A ironia em relação aos sexos presente no livro, mais para a literária ou não, rendeu lá seus inimigos. Em uma crítica das mais ácidas, publicada na Folha de S. Paulo, a escritora paulista, apresentadora do programa Saia Justa e roteirista de Os Normais, Fernanda Young, dizia-se meio que horrorizada pelo teor das crônicas de Xico. “Ela foi preconceituosa contra os nordestinos, não entendeu o fato da nossa formação rural passar pelo mundo do barranqueamento, por exemplo, como é típico também do Sul do Brasil. Disse que eu poderia botar a perder as novas gerações de machos, como se todo menino da classe média limpinha e publicitária à qual ela pertence começasse a comer cabras e éguas pelas shoppings centers do Rio e SP. Não posso falar mal dos livros dela, simplesmente por falta de coragem de comprá-los e escancará-los. Num país que tem de Ronaldo Bressane a Raimundo Carrero — para listar dois extremos de gerações de prosadores atuais — não há como ler essa dondoquinha tatuada que prega, em camisetas, o seu amor por presentes como diamantes, entre outras preciosidades”, diz Xico.

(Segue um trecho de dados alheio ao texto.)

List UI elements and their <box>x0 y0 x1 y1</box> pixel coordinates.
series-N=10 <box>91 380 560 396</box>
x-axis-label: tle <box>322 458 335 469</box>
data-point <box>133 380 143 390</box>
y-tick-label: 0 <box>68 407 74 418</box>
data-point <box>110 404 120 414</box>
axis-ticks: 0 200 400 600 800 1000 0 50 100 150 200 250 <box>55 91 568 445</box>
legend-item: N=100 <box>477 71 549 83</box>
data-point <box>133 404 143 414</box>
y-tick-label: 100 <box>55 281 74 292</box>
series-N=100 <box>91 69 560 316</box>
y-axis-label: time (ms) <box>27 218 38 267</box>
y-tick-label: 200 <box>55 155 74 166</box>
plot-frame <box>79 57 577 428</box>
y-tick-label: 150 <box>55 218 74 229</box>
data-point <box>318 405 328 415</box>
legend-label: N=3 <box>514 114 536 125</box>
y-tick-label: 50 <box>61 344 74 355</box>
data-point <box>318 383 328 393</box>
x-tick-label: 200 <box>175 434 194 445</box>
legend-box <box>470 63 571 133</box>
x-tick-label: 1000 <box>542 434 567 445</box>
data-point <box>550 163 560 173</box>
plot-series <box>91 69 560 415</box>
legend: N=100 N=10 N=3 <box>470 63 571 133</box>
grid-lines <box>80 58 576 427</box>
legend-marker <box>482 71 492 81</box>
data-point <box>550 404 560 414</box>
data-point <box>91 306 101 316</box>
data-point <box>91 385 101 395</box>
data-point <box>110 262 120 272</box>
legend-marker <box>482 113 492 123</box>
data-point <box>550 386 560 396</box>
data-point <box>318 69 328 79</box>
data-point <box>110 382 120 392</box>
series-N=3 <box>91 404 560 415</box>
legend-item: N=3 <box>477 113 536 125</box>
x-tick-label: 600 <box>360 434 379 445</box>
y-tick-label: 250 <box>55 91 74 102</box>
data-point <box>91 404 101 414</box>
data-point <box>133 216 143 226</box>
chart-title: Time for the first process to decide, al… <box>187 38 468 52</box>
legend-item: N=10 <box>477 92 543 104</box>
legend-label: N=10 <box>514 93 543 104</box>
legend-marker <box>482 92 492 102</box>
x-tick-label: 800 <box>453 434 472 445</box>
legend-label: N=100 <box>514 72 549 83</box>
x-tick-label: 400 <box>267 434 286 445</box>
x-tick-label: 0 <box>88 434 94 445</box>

Com o respeito ou não de Fernanda Young, ninguém oferece lá suas lições de Eros querendo receber aprovação universal em troca — a unanimidade é burra, já dizia o maior consultor sentimental do Brasil, Nelson Rodrigues. O terreno das relações humanas é escorregadio e, experiências somadas à parte, o que prevalece no final das contas é mesmo os achismos — porque no fundo todos nós temos as nossas parcelas de padres, médicos e psicólogos. Por isso, Xico Sá soltou o melhor e o pior conselho sentimental que já recebeu na vida, com o humor de sotaque carregado que faz Modos de macho & modinhas de fêmea ser uma bula para corações solitários das mais divertidas: “O melhor conselho foi de um antigo forró do Trio Nordestino, um grupo que fazia forró de primeira, com groove até mais acentuado que o rei Gonzaga. Dizia uma letra deles: ‘se casamento fosse bom, não precisava testemunhas’. Uma lição! O pior foi de um amigo de Juazeiro, diante de uma nega que eu morria de vontade de foder, embora não soubesse sequer bater punheta direito. Ele disse: ‘vai lá, paga o ingresso dela, sobe com ela na roda gigante, chegar lá no alto, enfia a mão nas coxas dela…’. Deu a maior força. Acreditei. Arrastei a menina meio sem jeito, ela nem queria, mas não deu tempo de dizer um não mais incisivo. Aí quando a cadeira chegou lá no alto, que seria o paraíso, em vez de safadeza, deu merda geral: larguei um jato de vômito nas coxas da menina. A porcaria molhou todo mundo da roda também… Eu tinha acabado de comer uma buchada de bode, iguaria que não combina com roda gigante e muito menos com sexo à queima roupa”.